Curry powder. You may not have guessed it by looking at it, but it can pack a potentially life-altering, health-improving punch. It's a complex combination of herbs and spices that generally includes coriander, turmeric, cumin, fenugreek, and red pepper, but will sometimes be supplemented with additional ingredients such as ginger, garlic, asafoetida, fennel seed, caraway, cinnamon, clove, mustard seed, green cardamom, black cardamom, mace, nutmeg, long pepper, and black pepper.
So what makes curry powder so great? Well, many of its ingredients have been linked to improvements in health indicators. What am I talking about? Let's look at an example...
Why tumeric rocks:
- It may help relieve joint pain experienced by people living with arthritis because tumeric contains more than 24 compounds that fight inflammation in the body.

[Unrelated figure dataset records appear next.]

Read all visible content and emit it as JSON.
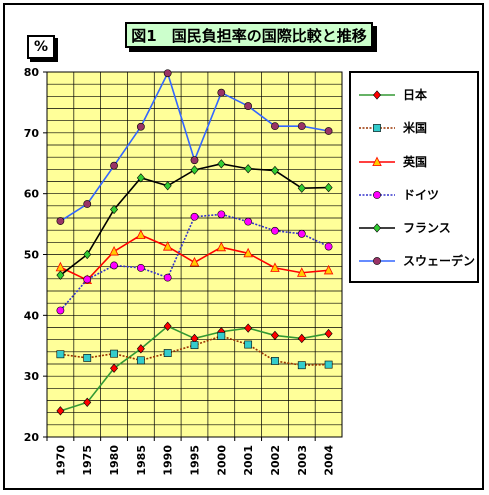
{
  "chart_data": {
    "type": "line",
    "title": "図1　国民負担率の国際比較と推移",
    "ylabel": "%",
    "xlabel": "",
    "categories": [
      "1970",
      "1975",
      "1980",
      "1985",
      "1990",
      "1995",
      "2000",
      "2001",
      "2002",
      "2003",
      "2004"
    ],
    "ylim": [
      20,
      80
    ],
    "yticks": [
      20,
      30,
      40,
      50,
      60,
      70,
      80
    ],
    "grid": true,
    "legend_position": "right",
    "plot_background": "#ffff99",
    "series": [
      {
        "name": "日本",
        "color": "#339933",
        "marker": "diamond",
        "marker_color": "#ff0000",
        "dash": false,
        "values": [
          24.3,
          25.7,
          31.3,
          34.5,
          38.2,
          36.2,
          37.3,
          37.9,
          36.7,
          36.2,
          37.0
        ]
      },
      {
        "name": "米国",
        "color": "#993300",
        "marker": "square",
        "marker_color": "#33cccc",
        "dash": true,
        "values": [
          33.6,
          33.0,
          33.7,
          32.6,
          33.8,
          35.1,
          36.6,
          35.2,
          32.5,
          31.8,
          31.9
        ]
      },
      {
        "name": "英国",
        "color": "#ff0000",
        "marker": "triangle",
        "marker_color": "#ffcc00",
        "dash": false,
        "values": [
          47.9,
          45.8,
          50.5,
          53.2,
          51.3,
          48.7,
          51.2,
          50.2,
          47.8,
          47.0,
          47.4
        ]
      },
      {
        "name": "ドイツ",
        "color": "#3333cc",
        "marker": "circle",
        "marker_color": "#ff00ff",
        "dash": true,
        "values": [
          40.8,
          45.9,
          48.2,
          47.8,
          46.2,
          56.2,
          56.6,
          55.4,
          53.9,
          53.4,
          51.3
        ]
      },
      {
        "name": "フランス",
        "color": "#000000",
        "marker": "diamond",
        "marker_color": "#33cc33",
        "dash": false,
        "values": [
          46.6,
          50.0,
          57.4,
          62.6,
          61.3,
          63.9,
          64.9,
          64.1,
          63.8,
          60.9,
          61.0
        ]
      },
      {
        "name": "スウェーデン",
        "color": "#3366ff",
        "marker": "circle",
        "marker_color": "#993366",
        "dash": false,
        "values": [
          55.5,
          58.3,
          64.6,
          71.0,
          79.8,
          65.5,
          76.6,
          74.4,
          71.1,
          71.1,
          70.3
        ]
      }
    ]
  }
}
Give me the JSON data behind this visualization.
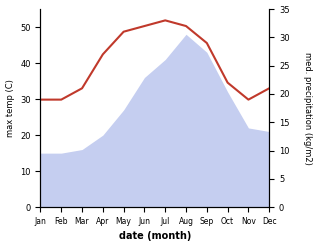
{
  "months": [
    "Jan",
    "Feb",
    "Mar",
    "Apr",
    "May",
    "Jun",
    "Jul",
    "Aug",
    "Sep",
    "Oct",
    "Nov",
    "Dec"
  ],
  "temp": [
    15,
    15,
    16,
    20,
    27,
    36,
    41,
    48,
    43,
    32,
    22,
    21
  ],
  "precip": [
    19,
    19,
    21,
    27,
    31,
    32,
    33,
    32,
    29,
    22,
    19,
    21
  ],
  "temp_color_fill": "#c5cef0",
  "precip_line_color": "#c0392b",
  "temp_ylim": [
    0,
    55
  ],
  "precip_ylim": [
    0,
    35
  ],
  "temp_yticks": [
    0,
    10,
    20,
    30,
    40,
    50
  ],
  "precip_yticks": [
    0,
    5,
    10,
    15,
    20,
    25,
    30,
    35
  ],
  "xlabel": "date (month)",
  "ylabel_left": "max temp (C)",
  "ylabel_right": "med. precipitation (kg/m2)",
  "background_color": "#ffffff"
}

- It may help those living with digestive disorders such as irritable bowel syndrome (IBS), because tumeric can aid digestion and reduce disturbances such as heartburn, bloating and gas.
- It may help those with high cholesterol, because studies have shown that tumeric may assist in the reduction of LDL levels (bad cholesterol), thereby helping prevent atherosclerosis (the buildup of plaque in the artery walls)
(For more information about the benefits of curry powder and tumeric, visit here and here.)
Fueled by my love for easily prepared, tasty, nutrition-packed meals, I set out to create a healthy crock pot curry recipe. The challenge for me was creating a recipe that resembled the classic coconut curry my mom used to make, but was a bit lighter in that it didn't use coconut milk.* I wanted to develop a curry dish that was well-balanced and allowed me to recognize the veggies, chicken, and grain because they weren't completely smothered in sauce. Go ahead, call me a purist. (For a vegetarian version, omit chicken and substitute vegetable broth or water for the chicken broth.)
Speaking of veggies, feel free to add whatever you may have on hand. Some bell pepper strips or cauliflower would be great additions both flavor and health-wise. Serve over a mini grain like rice, quinoa, or cous cous, and top your curry with one, two, or all of my suggestions below. (Before you judge my vanilla yogurt idea, I'd recommend giving it a whirl because I can pretty much guarantee that you'll be just as surprised as I was by its yum factor! Try it!)
The Stuff:
- non-stick olive oil cooking spray
- medium sauté pan
- crockpot
The Edibles:
- 2 boneless skinless chicken breast halves, chopped into bite-size pieces
- 1 medium potatoes, chopped into pieces the same size as your chicken
- 1/2 medium onion, diced
- 2 carrots (about 1 & ½ c.), sliced (can use frozen)
- 2 c. chicken broth
- 1 tsp. coconut extract
*Of course you could use coconut milk in this recipe if that's what your heart desires; substitute 1 cup milk for one cup of broth; omit extract and honey - 2 T. honey
- 1 T. flour
- 2 T. curry powder
- hearty shake of the following: garlic powder, onion powder, and coriander
- salt and pepper, to taste
- 1 c. frozen peas, thawed
Optional Toppings:
- 2 T. vanilla yogurt
- 1 tsp. hot sauce
- 2 -3 tsp. toasted flaked coconut
- 1 T. slivered almonds
The Making:
- Spray a medium-sized saute pan with non-stick olive oil cooking spray. Place pan over medium-high heat. Add chicken and on all sides.
- Doing this quick cook will help seal in the moisture of the chicken and prevent your meat from disintegrating in the crock pot.
- Place potatoes and onion in crock pot. If using fresh carrots, add at this time. Top with seared chicken.
- Whisk together chicken broth, coconut extract, honey, flour, curry powder, dashes of spices, and a pinch of salt and pepper (you can add more after cooking). Pour over chicken and vegetables.
- Cover; cook on high for 3 to 3 & ½ hours or LOW 6 to 7 hours.
- Add peas and carrots (if you’re using frozen) at this time. Allow the curry to cook for 30-45 minutes on high with the cover removed in order to thicken the sauce.
- Serve over rice, quinoa, cous cous or whatever else you may have on hand!
Optional topping ideas: a dollop of vanilla yogurt, hot sauce, flaked coconut, slivered almonds.